また出向の場合は他にも転籍出向という、もともと籍をおいていた会社から出向先の会社に籍を移し、出向先とだけ契約を結ぶという方法もありますが、こちらの場合は出向先の人間として、出向先での労働規約が適用となります。転籍出向の場合は期間終わればもともとの会社に改めて転籍出向という形になる可能性がありますが、場合によっては転籍出向をしたままその会社で働き続けるケースもあるでしょう。
このように派遣と出向は、籍をどこに置いているのか、契約はどちらと結んでいるのかという部分に大きな違いがあります。
派遣社員として働くメリット・デメリット
派遣社員として働く場合、仕事内容にもよりますが短ければ1日~1ヶ月、長くとも半年程度の短いスパンで働ける職場が多いのが特徴です。決められた契約期間内のみ働くという形なので、契約が終わったら新しい仕事を探す、または契約更新をするかどうか派遣会社と相談するという形で、労働環境を自分で選びやすいのが特徴です。
自分が好きな職場だけを転々とできたり、ライフスタイルに合わせて短期で働くこともできたりする労働スタイルのため、自分の都合に合わせてお金を稼ぎやすいのがメリットといえるでしょう。
その反面、大抵の場合は契約更新になることがなく、契約期間が終わったらまた1から新しい仕事を探し始めないといけないので、正社員になりたい方や安定して働ける職場を探している方には向いていません。
派遣社員は契約範囲内で守られてはいますが、契約が終わってしまえば自分の身を自分で守らなければいけないうえ、どんなに辛い職場だったとしても契約期間内は辞めることが難しいというデメリットもあります。

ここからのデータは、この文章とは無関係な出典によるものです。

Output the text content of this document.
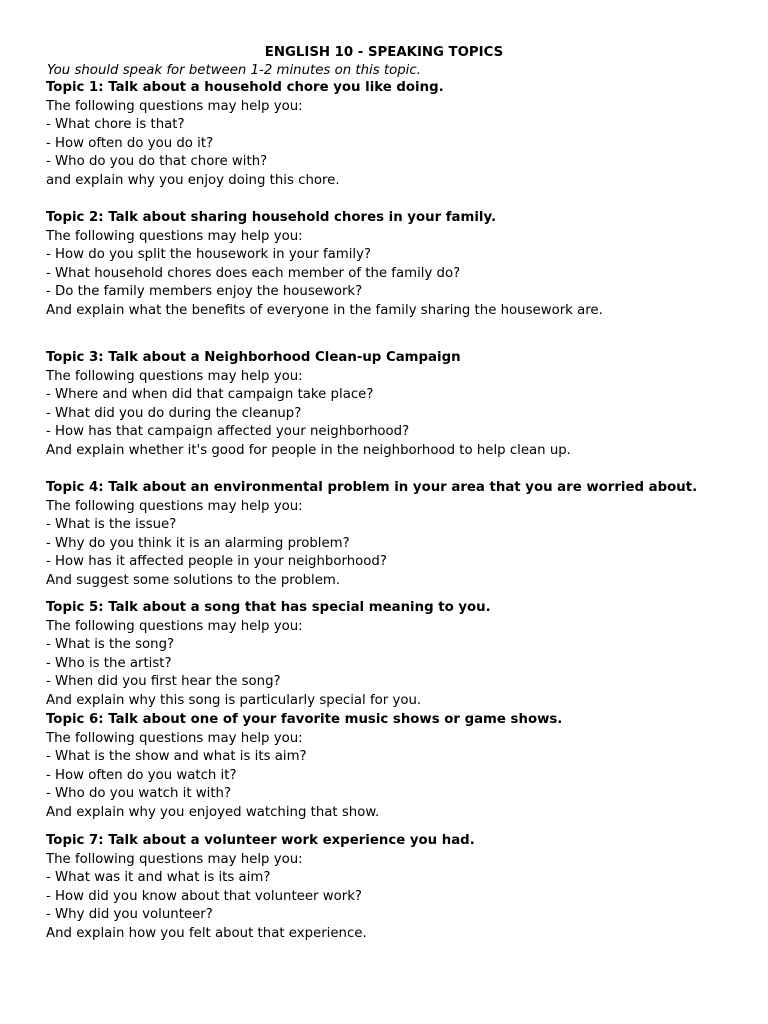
ENGLISH 10 - SPEAKING TOPICS
You should speak for between 1-2 minutes on this topic.
Topic 1: Talk about a household chore you like doing.
The following questions may help you:
- What chore is that?
- How often do you do it?
- Who do you do that chore with?
and explain why you enjoy doing this chore.
Topic 2: Talk about sharing household chores in your family.
The following questions may help you:
- How do you split the housework in your family?
- What household chores does each member of the family do?
- Do the family members enjoy the housework?
And explain what the benefits of everyone in the family sharing the housework are.
Topic 3: Talk about a Neighborhood Clean-up Campaign
The following questions may help you:
- Where and when did that campaign take place?
- What did you do during the cleanup?
- How has that campaign affected your neighborhood?
And explain whether it's good for people in the neighborhood to help clean up.
Topic 4: Talk about an environmental problem in your area that you are worried about.
The following questions may help you:
- What is the issue?
- Why do you think it is an alarming problem?
- How has it affected people in your neighborhood?
And suggest some solutions to the problem.
Topic 5: Talk about a song that has special meaning to you.
The following questions may help you:
- What is the song?
- Who is the artist?
- When did you first hear the song?
And explain why this song is particularly special for you.
Topic 6: Talk about one of your favorite music shows or game shows.
The following questions may help you:
- What is the show and what is its aim?
- How often do you watch it?
- Who do you watch it with?
And explain why you enjoyed watching that show.
Topic 7: Talk about a volunteer work experience you had.
The following questions may help you:
- What was it and what is its aim?
- How did you know about that volunteer work?
- Why did you volunteer?
And explain how you felt about that experience.
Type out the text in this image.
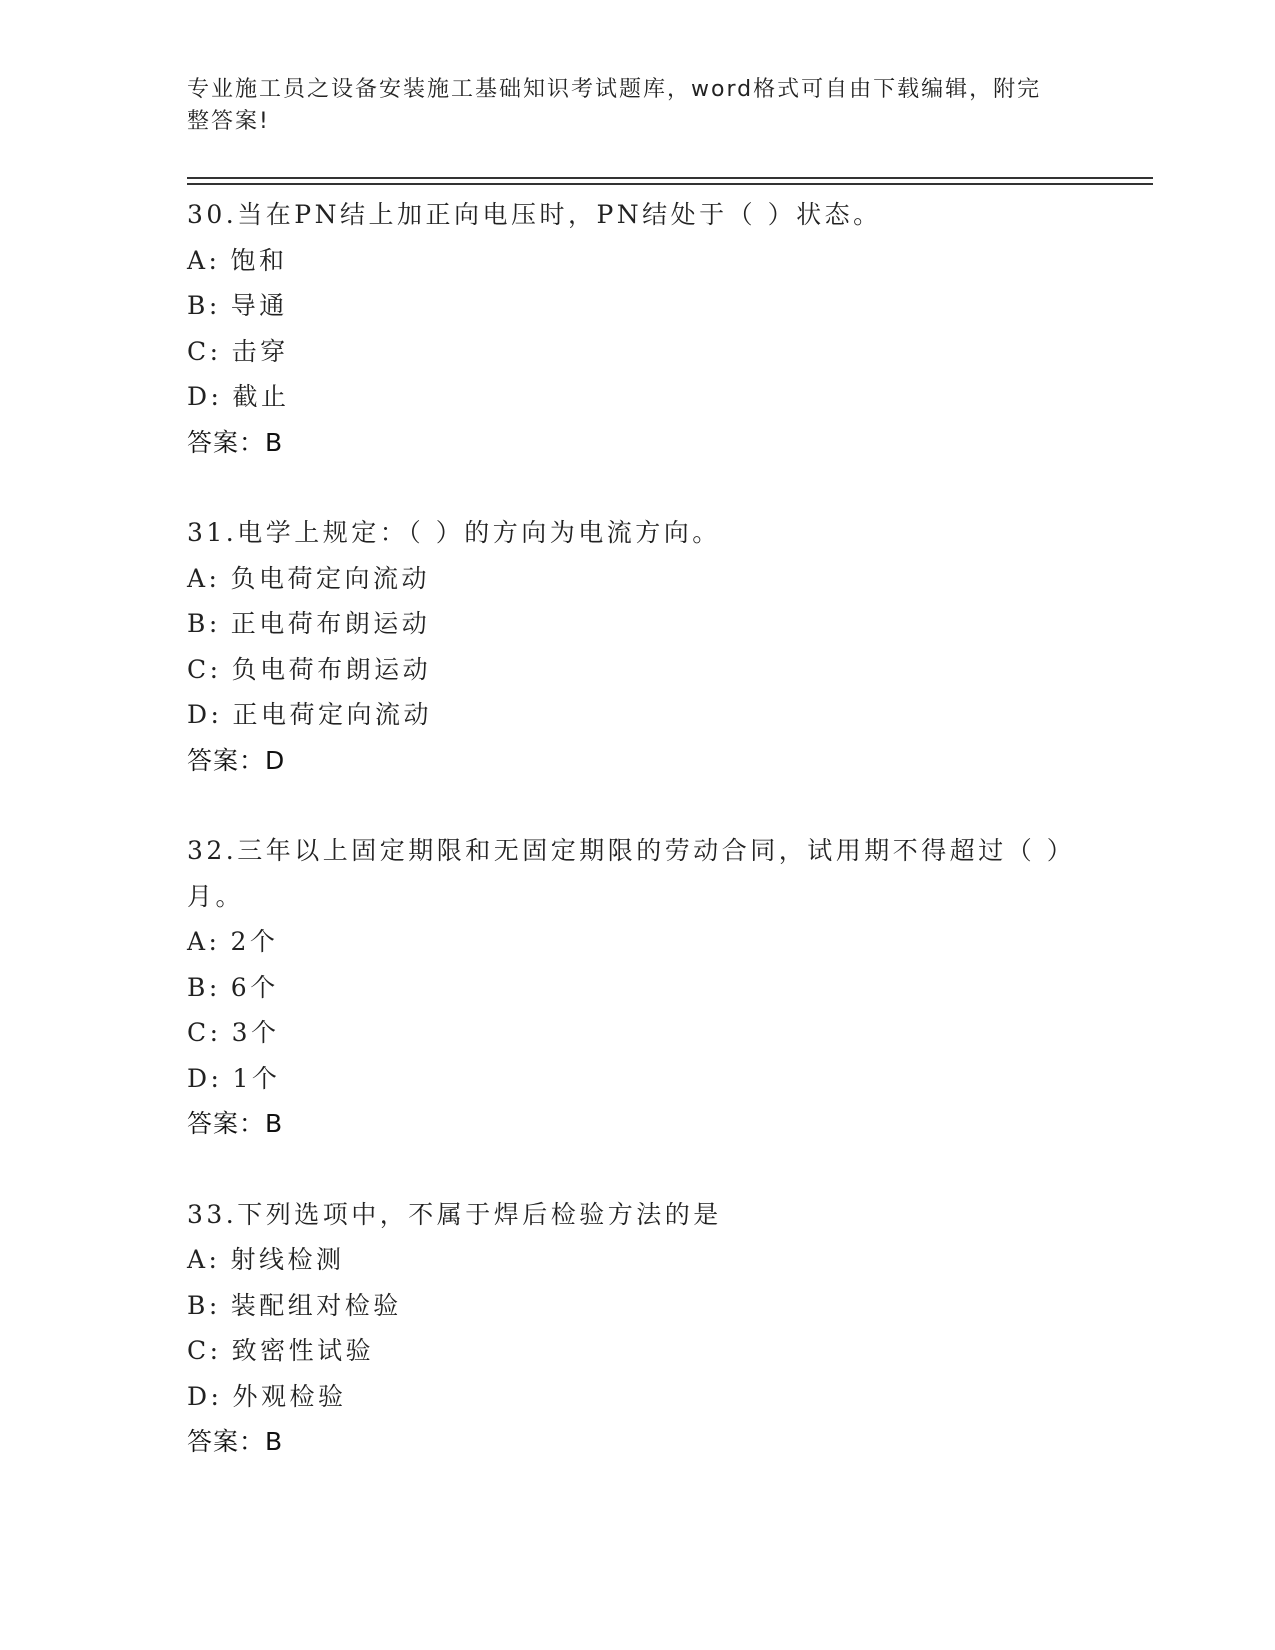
专业施工员之设备安装施工基础知识考试题库，word格式可自由下载编辑，附完
整答案!
30.当在PN结上加正向电压时，PN结处于（ ）状态。
A: 饱和
B: 导通
C: 击穿
D: 截止
答案：B
31.电学上规定：（ ）的方向为电流方向。
A: 负电荷定向流动
B: 正电荷布朗运动
C: 负电荷布朗运动
D: 正电荷定向流动
答案：D
32.三年以上固定期限和无固定期限的劳动合同，试用期不得超过（ ）月。
A: 2个
B: 6个
C: 3个
D: 1个
答案：B
33.下列选项中，不属于焊后检验方法的是
A: 射线检测
B: 装配组对检验
C: 致密性试验
D: 外观检验
答案：B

働き始めてからでないとどんな環境なのかがわからないのはどの労働スタイルでも同じことがいえますが、派遣社員は毎日違う人と働くような会社もあるため、かなりのコミュニケーション能力がないと大変な思いをする可能性もあるでしょう。
出向社員として働くメリット・デメリット
出向社員の場合はあくまで正社員として、もともと籍を置いていた会社から出向先の会社に行って働くスタイルのため、長期の就業期間が基本です。自分自身のスキルアップや新たな人間関係の構築をしやすい労働スタイルなので、「出向から帰ってきてから人間としてのレベルが上がった」と上司に思われるビジネスパーソンは少なくありません。
出向はその分ある程度の責任を任されて仕事をすることになるため大変ではありますが、ビジネスにおけるスキルアップや普通の仕事だけではわからなかったようなことまで幅広く見られるようになるのがメリットです。

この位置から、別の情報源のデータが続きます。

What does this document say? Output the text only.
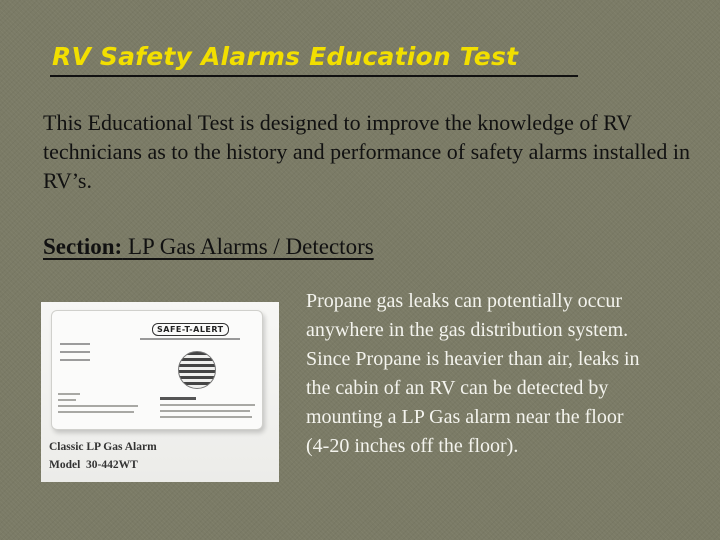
RV Safety Alarms Education Test
This Educational Test is designed to improve the knowledge of RV technicians as to the history and performance of safety alarms installed in RV’s.
Section: LP Gas Alarms / Detectors
SAFE-T-ALERT
Classic LP Gas Alarm
Model  30-442WT
Propane gas leaks can potentially occur anywhere in the gas distribution system. Since Propane is heavier than air, leaks in the cabin of an RV can be detected by mounting a LP Gas alarm near the floor (4-20 inches off the floor).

デメリットといえばその期間があげられます。出向の場合、大抵は1年以上と就業期間となっており、1年間は出向先に拘束されることになるでしょう。
そのため、ご家族がいる方で出向先が今の会社から離れている場合は、引越しをするのか単身赴任をするのか迫られます。ライフスタイルを大幅に変えないといけない決断を迫られるケースが多く、仕事に人生を左右されたくないという方にとっては、出向は辛い選択といえるでしょう。
このように、出向社員も派遣社員同様メリットとデメリットがあるので、一概にどちらがよいとはいい切れません。正解不正解はないため、自分に合っている労働スタイルはどちらなのか、派遣と出向のそれぞれの違いを考えて選択してみるといいでしょう。
まとめ
派遣と出向は一見すると同じ労働スタイルを指しているようですが、フタを開けてみると全然違う雇用スタイルであることがわかります。自分のライフスタイルを優先したい方は派遣社員、もっとスキルアップを図りたい方は出向社員というイメージを持つと、それぞれの違いがよりわかりやすくなるかもしれませんね。